9 replies on “Bush White House actively ignored September 11 warnings.”

  1. The big question, and I am by no means defending Bush or others, is how specific were the warnings?

    Did the CIA say that the mode of attack would likely be multiple airplane hijacks?

    report after report that warns of generic potential attacks does not leave the administration with much of specific response ability.

    but if the CIA was specifically warning about airplane attacks and it was ignored then that info WOULD be damming.

  2. Let me get this right Democrats are still blaming Bush for the economy almost 4 years later and now you want to blame Bush for September 11 ? Which happened less than 8 months after Bush took office.Well I quess if I were you id try to talk about something other than Obama’s many failures also.

  3. This is all well known information, Richard Clark, Bush’s counter-terrorism adviser at the NSA has detailed most of it in “Against All Enemies”. It easily earns Bush the title of Worst President Ever, but what is really funny is that Republicans hate him for the bank bailout and never mention how he allowed the first ever foreign attack of America, or his disastrous Iraq fiasco.

  4. Yes, because clearly the Affordable Care Act is WAAAAY worse than, say, the Trail of Tears.

    What a partisan hack.

  5. “Note that this is an op-ed—presumably it hasn’t been subjected to the Times’ rigorous fact-checking.”

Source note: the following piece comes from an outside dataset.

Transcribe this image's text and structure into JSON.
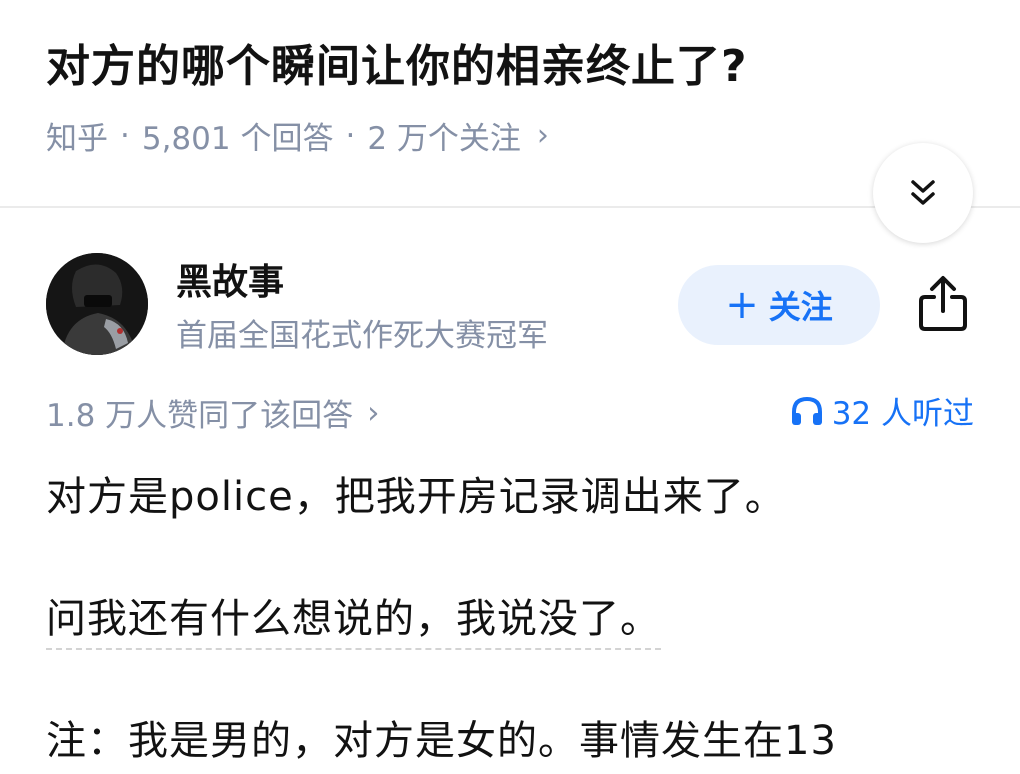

    Of course, that didn’t stop you from blogging with the sensationalist headline “Bush White House actively ignored September 11 warnings.”

    Careful, you’ll turn this blog into NLS.

  6. I had forgot that Ben C. also reads this blog, but I’m glad to see his insightful comments here, as always.

  7. It must be the election year that makes people freak out. While you are at it, see if you can’t dig up “facts” that blame Bush for Hurricane Katrina. Are you going to post the whole “inside job” theory on the terrorist attack next?

  8. Of course, that didn’t stop you from blogging with the sensationalist headline “Bush White House actively ignored September 11 warnings.”

    It surely doesn’t come as news to you that headlines are a very reductionist look at a story that inherently lack detail or nuance. I don’t think there’s a demographic that is looking at my website, reading the headlines, ignoring the blog entries, and drawing conclusions based on those. I don’t write for morons. :)

    It must be the election year that makes people freak out. While you are at it, see if you can’t dig up “facts” that blame Bush for Hurricane Katrina. Are you going to post the whole “inside job” theory on the terrorist attack next?

    I didn’t “dig up” anything, Tom—this was a story featured in the New York Times, written by a famous, well respected, veteran reporter who has won the Polk Award twice and was finalist for a Pulitzer.

    Did you fail to notice that I pointed out quite clearly that this story was likely not subject to the same fact-checking standards as most Times pieces? I surely had no obligation to do so. Instead I went out of my way to make sure that anybody reading this would understand this in its proper context, providing information that they wouldn’t have learned from reading the article itself. You should be thanking me, not accusing me of being a conspiracy theorist.